Interplay of Strategic Decision Making and Spread of Epidemics
APA
(2025). Interplay of Strategic Decision Making and Spread of Epidemics. SciVideos. https://youtube.com/live/427TdfHAmig
MLA
Interplay of Strategic Decision Making and Spread of Epidemics. SciVideos, Mar. 11, 2025, https://youtube.com/live/427TdfHAmig
BibTex
@misc{ scivideos_ICTS:31035, doi = {}, url = {https://youtube.com/live/427TdfHAmig}, author = {}, keywords = {}, language = {en}, title = {Interplay of Strategic Decision Making and Spread of Epidemics}, publisher = {}, year = {2025}, month = {mar}, note = {ICTS:31035 see, \url{https://scivideos.org/index.php/icts-tifr/31035}} }
Abstract
Infectious diseases or epidemics spread through human society via social interactions among infected and healthy individuals. In this talk, we explore the coupled evolution of the epidemic and protection adoption behavior of humans.

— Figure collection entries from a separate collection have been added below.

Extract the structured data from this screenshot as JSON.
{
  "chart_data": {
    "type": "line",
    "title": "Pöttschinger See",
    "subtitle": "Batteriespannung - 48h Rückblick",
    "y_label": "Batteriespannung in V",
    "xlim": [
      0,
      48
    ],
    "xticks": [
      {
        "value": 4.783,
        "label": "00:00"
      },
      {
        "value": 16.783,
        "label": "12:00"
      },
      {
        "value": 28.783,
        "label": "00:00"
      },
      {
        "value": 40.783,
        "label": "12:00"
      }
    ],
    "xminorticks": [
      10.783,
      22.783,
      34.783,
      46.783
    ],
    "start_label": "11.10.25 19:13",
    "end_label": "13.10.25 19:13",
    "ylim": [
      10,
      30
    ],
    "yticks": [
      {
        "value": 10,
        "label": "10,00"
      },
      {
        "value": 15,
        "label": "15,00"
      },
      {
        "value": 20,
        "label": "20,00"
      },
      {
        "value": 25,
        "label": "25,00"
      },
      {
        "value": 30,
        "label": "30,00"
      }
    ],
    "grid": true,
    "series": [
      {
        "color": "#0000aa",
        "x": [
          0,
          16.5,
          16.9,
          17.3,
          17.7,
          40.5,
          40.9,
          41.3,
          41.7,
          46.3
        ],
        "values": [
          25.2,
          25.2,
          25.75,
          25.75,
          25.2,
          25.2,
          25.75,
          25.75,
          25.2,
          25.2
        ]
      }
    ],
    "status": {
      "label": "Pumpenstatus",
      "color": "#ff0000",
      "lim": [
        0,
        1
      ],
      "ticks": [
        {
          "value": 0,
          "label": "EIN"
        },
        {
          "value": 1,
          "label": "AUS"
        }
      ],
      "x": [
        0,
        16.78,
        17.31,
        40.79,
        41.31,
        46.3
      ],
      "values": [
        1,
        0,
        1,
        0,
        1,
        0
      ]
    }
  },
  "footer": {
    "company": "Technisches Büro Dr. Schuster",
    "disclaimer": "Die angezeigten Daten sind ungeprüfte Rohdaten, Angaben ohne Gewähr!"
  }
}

In the first part of the talk, we focus on the class of susceptible-infected-susceptible (SIS) epidemic model where individuals choose whether to adopt protection or not based on the trade-off between the cost of adopting protection and the risk of infection; the latter depends on the current prevalence of the epidemic and the fraction of individuals who adopt protection in the entire population. We define the coupled epidemic-behavioral dynamics by modeling the evolution of individual protection adoption behavior according to the replicator dynamics. We fully characterize the equilibria and their stability properties. We further analyze the coupled dynamics under timescale separation when individual behavior evolves faster than the epidemic, and characterize the equilibria of the resulting discontinuous hybrid dynamical system. Numerical results illustrate how the coupled dynamics exhibits oscillatory behavior and convergence to sliding mode solutions under suitable parameter regimes.
In the second part of the talk, we discuss a dynamic population game model to capture individual behavior against susceptible-asymptomatic-infected-recovered (SAIR) epidemic model. Each node chooses whether to activate (i.e., interact with others), how many other individuals to interact with, and which zone to move to in a time-scale which is comparable with the epidemic evolution. We define and analyze the notion of equilibrium in this game, and investigate the transient behavior of the epidemic spread in a range of numerical case studies, providing insights on the effects of the agents' degree of future awareness, strategic migration decisions, as well as different levels of lockdown and other interventions.